2. The method of claim 1, wherein creating the first and second training sets involves extracting ligand type information from protein files of formats including, but not limited to, Crystallographic Information File (CIF) and Protein Data Bank (PDB); and
- further including a step of updating the first and second training sets with new data on ligand binding sites and their associated ligand labels, and where
- data augmentation is performed by rotating the coordinates to increase the variability of the training and test data.
3. The method of claim 1, wherein the first deep learning model is an attention-based deep learning model to predict the druggability score, and wherein
- the first deep learning model places additional attention on the coordinates of ligand binding sites during a training phase, and wherein
- a permutation-based technique is utilized to determine the importance of each feature, thereby guiding the first deep learning model to emphasize additional features for more accurate predictions of druggability scores, and wherein
- the prediction of druggability scores for each pocket is performed for any given input in a Protein Data Bank (PDB) format.

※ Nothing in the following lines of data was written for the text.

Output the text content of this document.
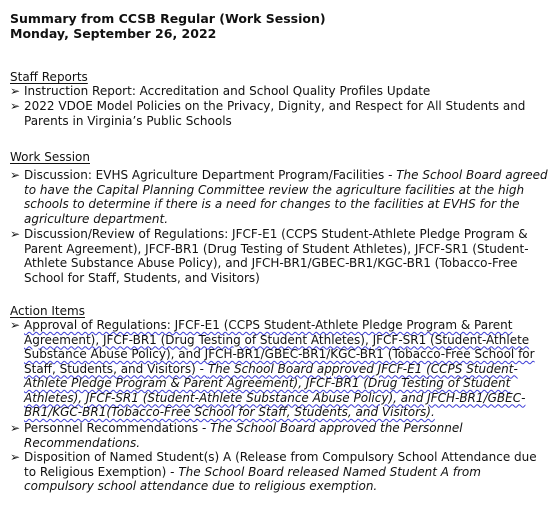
Summary from CCSB Regular (Work Session)
Monday, September 26, 2022
Staff Reports
➢ Instruction Report: Accreditation and School Quality Profiles Update
➢ 2022 VDOE Model Policies on the Privacy, Dignity, and Respect for All Students and Parents in Virginia’s Public Schools
Work Session
➢ Discussion: EVHS Agriculture Department Program/Facilities - The School Board agreed to have the Capital Planning Committee review the agriculture facilities at the high schools to determine if there is a need for changes to the facilities at EVHS for the agriculture department.
➢ Discussion/Review of Regulations: JFCF-E1 (CCPS Student-Athlete Pledge Program & Parent Agreement), JFCF-BR1 (Drug Testing of Student Athletes), JFCF-SR1 (Student-Athlete Substance Abuse Policy), and JFCH-BR1/GBEC-BR1/KGC-BR1 (Tobacco-Free School for Staff, Students, and Visitors)
Action Items
➢ Approval of Regulations: JFCF-E1 (CCPS Student-Athlete Pledge Program & Parent Agreement), JFCF-BR1 (Drug Testing of Student Athletes), JFCF-SR1 (Student-Athlete Substance Abuse Policy), and JFCH-BR1/GBEC-BR1/KGC-BR1 (Tobacco-Free School for Staff, Students, and Visitors) - The School Board approved JFCF-E1 (CCPS Student-Athlete Pledge Program & Parent Agreement), JFCF-BR1 (Drug Testing of Student Athletes), JFCF-SR1 (Student-Athlete Substance Abuse Policy), and JFCH-BR1/GBEC-BR1/KGC-BR1(Tobacco-Free School for Staff, Students, and Visitors).
➢ Personnel Recommendations - The School Board approved the Personnel Recommendations.
➢ Disposition of Named Student(s) A (Release from Compulsory School Attendance due to Religious Exemption) - The School Board released Named Student A from compulsory school attendance due to religious exemption.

4. The method of claim 1, wherein the second deep learning model is an attention-based deep learning model to predict ligand type, and wherein
- the development of channel and spatial-based attention mechanisms for multidimensional tensors in a deep learning model, and wherein
- the model filters out ligand sites with a value below a particular druggability score, and wherein the model modifies a loss function of the second deep learning model to weigh with an increased emphasis to druggable sites, and wherein
- the prediction of ligand types associated with each ligand binding site is conducted for any given input in a Protein Data Bank (PDB) format.
5. The method of claim 4, wherein upon providing the binding sites of the protein according to ligand types, a specific ligand type is selected, thereby enabling filtering of binding sites.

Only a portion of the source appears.